Call center in rivolta, sciopero lavoratori contro delocalizzazioni e appalti FOTO

di Redazione Blitz
Pubblicato il 4 Giugno 2014 - 11:53 OLTRE 6 MESI FA

MILANO – I call center in rivolta il 4 giugno hanno indetto uno sciopero contro le delocalizzazioni e gli appalti senza regole. L’appuntamento per gli 80mila lavoratori del settore è a Roma, dove i manifestanti sono arrivati a bordo di pullman e treni. Lo sciopero è stato proclamato dai sindacati SLC Cgil, Fistel Cisl e Uilcom Uil “Contro delocalizzazioni e dumping”, si legge negli striscioni per il corteo. Repubblica scrive:

“Nel settore, in cui lavorano circa 80 mila addetti, molto spesso società straniere vengono infatti scelte al posto di quelle italiane per via dei costi più bassi. Lavoratori e sindacati chiedono un rilancio del settore e una nuova regolamentazione, che preveda l’abolizione delle gare al massimo ribasso che spesso non coprono il costo dei salari, favorendo irregolarità e pratiche lavorative in nero”.

Nel comunicato dei sindacati si legge:

“A neanche 10 anni dal processo di stabilizzazione che, solo fra il 2007 e il 2008, ha prodotto più di 25mila regolarizzazioni di rapporti di lavoro, il comparto dei call center in outsourcing italiani è nuovamente sull’orlo del baratro. Mentre nel Paese si discute di come creare occupazione stabile, il settore che più di tutti in questi anni ha saputo creare occupazione buona, rivolgendosi principalmente al mondo giovanile rischia oggi di crollare nel silenzio generale della politica e dell’opinione pubblica”.

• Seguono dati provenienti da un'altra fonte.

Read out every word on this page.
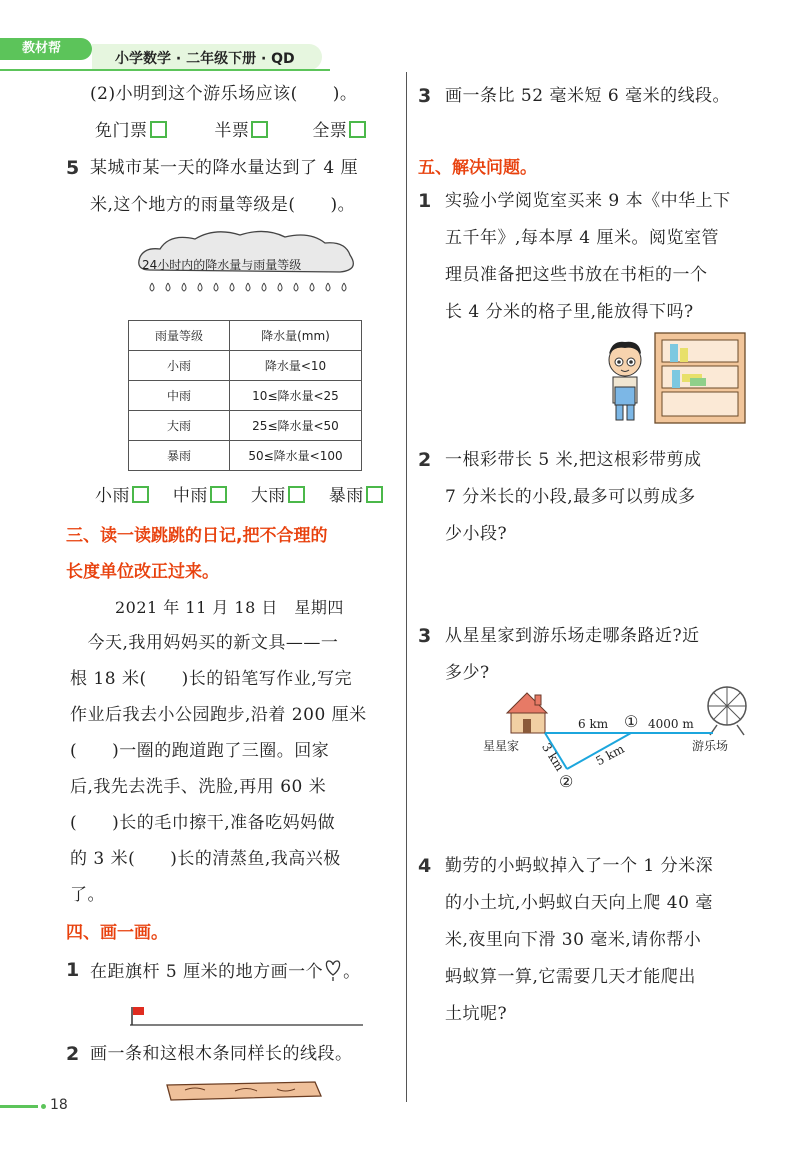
教材帮
小学数学 · 二年级下册 · QD
(2)小明到这个游乐场应该(　　)。
免门票	半票	全票
5 某城市某一天的降水量达到了 4 厘
米,这个地方的雨量等级是(　　)。
24小时内的降水量与雨量等级
雨量等级	降水量(mm)
小雨	降水量<10
中雨	10≤降水量<25
大雨	25≤降水量<50
暴雨	50≤降水量<100
小雨	中雨	大雨	暴雨
三、读一读跳跳的日记,把不合理的
长度单位改正过来。
2021 年 11 月 18 日　星期四
　今天,我用妈妈买的新文具——一
根 18 米(　　)长的铅笔写作业,写完
作业后我去小公园跑步,沿着 200 厘米
(　　)一圈的跑道跑了三圈。回家
后,我先去洗手、洗脸,再用 60 米
(　　)长的毛巾擦干,准备吃妈妈做
的 3 米(　　)长的清蒸鱼,我高兴极
了。
四、画一画。
1 在距旗杆 5 厘米的地方画一个 。
2 画一条和这根木条同样长的线段。
3 画一条比 52 毫米短 6 毫米的线段。
五、解决问题。
1 实验小学阅览室买来 9 本《中华上下
五千年》,每本厚 4 厘米。阅览室管
理员准备把这些书放在书柜的一个
长 4 分米的格子里,能放得下吗?
2 一根彩带长 5 米,把这根彩带剪成
7 分米长的小段,最多可以剪成多
少小段?
3 从星星家到游乐场走哪条路近?近
多少?
6 km ① 4000 m
星星家	游乐场
3 km 5 km
②
4 勤劳的小蚂蚁掉入了一个 1 分米深
的小土坑,小蚂蚁白天向上爬 40 毫
米,夜里向下滑 30 毫米,请你帮小
蚂蚁算一算,它需要几天才能爬出
土坑呢?
18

Secondo le stime della Cgil i lavoratori in piazza a Roma saranno migliaia e Michele Azzola, segretario nazionale Slc Cgil:

“Tutti coloro che hanno a cuore il futuro dei giovani sostengano la protesta di lavoratori che grazie a questo impiego mantengono le proprie famiglie e che quindi chiedono di vedere migliorate le condizioni di lavoro, a partire dalle tutele sociali e dallo stesso stipendio”.

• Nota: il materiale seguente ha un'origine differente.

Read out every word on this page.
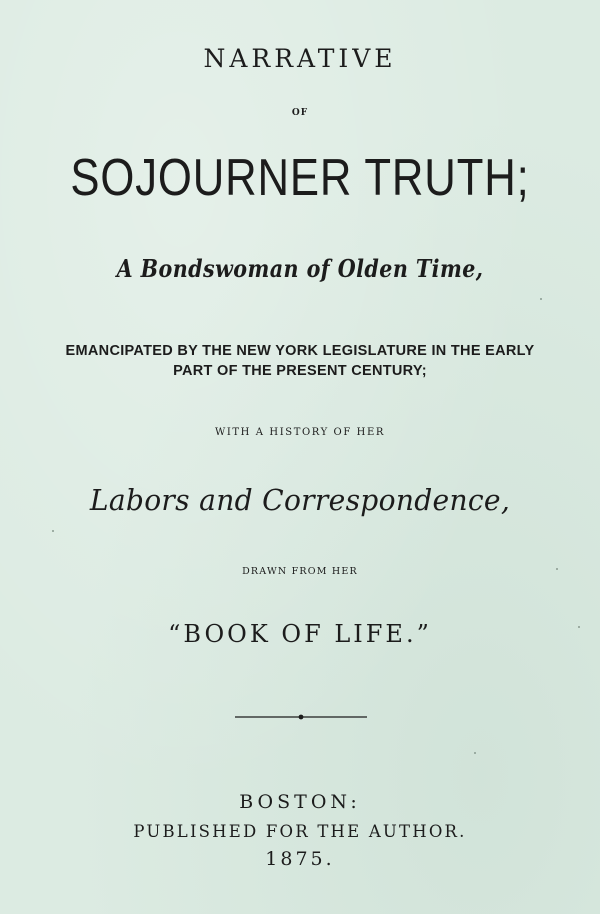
NARRATIVE
OF
SOJOURNER TRUTH;
A Bondswoman of Olden Time,
EMANCIPATED BY THE NEW YORK LEGISLATURE IN THE EARLY
PART OF THE PRESENT CENTURY;
WITH A HISTORY OF HER
Labors and Correspondence,
DRAWN FROM HER
“BOOK OF LIFE.”
BOSTON:
PUBLISHED FOR THE AUTHOR.
1875.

Azzola ha poi ribadito la necessità di nuove norme:

“Le leggi italiane favoriscono e incentivano il dumping. In un paese normale tutto questo non succederebbe e anzi si punterebbe a qualificare questi lavoratori che sono senza volto ma in realtà risolvono quotidianamente i problemi dei cittadini ed è giusto dargli dignità”.